Let $X = \{ 1,2,3\}$ and $Y = \{ 4,5\}$.
Find whether the following subsets of $X \times Y$ are functions from $X$ to $Y$ or not.

(i) $f = \{ (1,4),(1,5),(2,4),(3,5)\}$
(ii) $g = \{ (1,4),(2,4),(3,4)\}$
(iii) $h = \{ (1,4),(2,5),(3,5)\}$
(iv) $k = \{ (1,4),(2,5)\}$

It is given that,, $X = \{ 1,2,3\}$ and $Y = \{ 4,5\}$

$X \times Y = \{ (1,4),(1,5),(2,4),(2,5),(3,4),(3,5)\}$

(i) $f = \{ (1,4),(1,5),(2,4),(3,5)\}$

$f$ is not a function because $f$ has not unique image.

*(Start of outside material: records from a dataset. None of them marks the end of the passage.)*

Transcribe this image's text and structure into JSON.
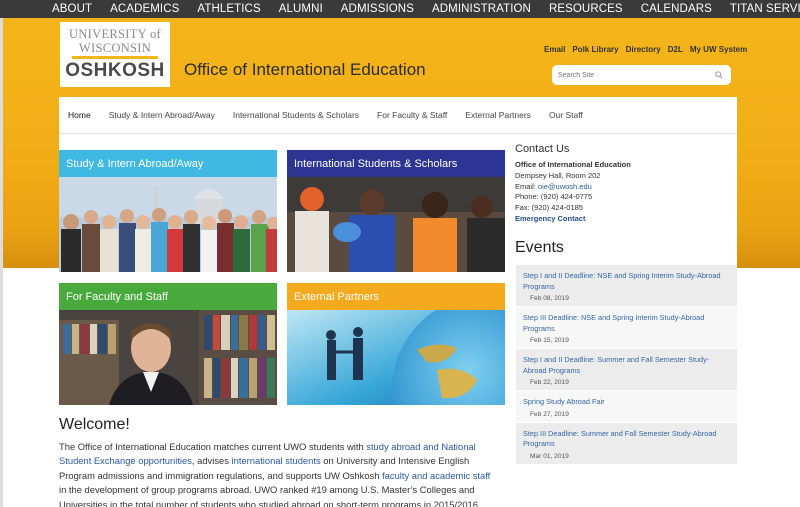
{
  "topnav": {
    "items": [
      "ABOUT",
      "ACADEMICS",
      "ATHLETICS",
      "ALUMNI",
      "ADMISSIONS",
      "ADMINISTRATION",
      "RESOURCES",
      "CALENDARS",
      "TITAN SERVICES"
    ]
  },
  "logo": {
    "line1": "UNIVERSITY of",
    "line2": "WISCONSIN",
    "line3": "OSHKOSH"
  },
  "office_title": "Office of International Education",
  "util_links": [
    "Email",
    "Polk Library",
    "Directory",
    "D2L",
    "My UW System"
  ],
  "search": {
    "placeholder": "Search Site"
  },
  "secnav": [
    "Home",
    "Study & Intern Abroad/Away",
    "International Students & Scholars",
    "For Faculty & Staff",
    "External Partners",
    "Our Staff"
  ],
  "tiles": [
    {
      "label": "Study & Intern Abroad/Away",
      "color": "#3fb8e4"
    },
    {
      "label": "International Students & Scholars",
      "color": "#2d3592"
    },
    {
      "label": "For Faculty and Staff",
      "color": "#48a93c"
    },
    {
      "label": "External Partners",
      "color": "#f5a91d"
    }
  ],
  "contact": {
    "heading": "Contact Us",
    "office": "Office of International Education",
    "address": "Dempsey Hall, Room 202",
    "email_label": "Email: ",
    "email": "oie@uwosh.edu",
    "phone": "Phone: (920) 424-0775",
    "fax": "Fax: (920) 424-0185",
    "emergency": "Emergency Contact"
  },
  "events": {
    "heading": "Events",
    "items": [
      {
        "title": "Step I and II Deadline: NSE and Spring Interim Study-Abroad Programs",
        "date": "Feb 08, 2019"
      },
      {
        "title": "Step III Deadline: NSE and Spring Interim Study-Abroad Programs",
        "date": "Feb 15, 2019"
      },
      {
        "title": "Step I and II Deadline: Summer and Fall Semester Study-Abroad Programs",
        "date": "Feb 22, 2019"
      },
      {
        "title": "Spring Study Abroad Fair",
        "date": "Feb 27, 2019"
      },
      {
        "title": "Step III Deadline: Summer and Fall Semester Study-Abroad Programs",
        "date": "Mar 01, 2019"
      }
    ]
  },
  "welcome": {
    "heading": "Welcome!",
    "p1": "The Office of International Education matches current UWO students with ",
    "link1": "study abroad and National Student Exchange opportunities",
    "p2": ", advises ",
    "link2": "international students",
    "p3": " on University and Intensive English Program admissions and immigration regulations, and supports UW Oshkosh ",
    "link3": "faculty and academic staff",
    "p4": " in the development of group programs abroad.  UWO ranked #19 among U.S. Master’s Colleges and Universities in the total number of students who studied abroad on short-term programs in 2015/2016."
  }
}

(ii) $g = \{ (1,4),(2,4),(3,4)\}$

Since, $g$ is a function as each element of the

domain has unique image.

(iii) $h = \{ (1,4),(2,5),(3,5)\}$

It is clear that $h$ is a function.

(iv) $k = \{ (1,4),(2,5)\}$

$k$ is not a function as 3 has not any image under the mapping.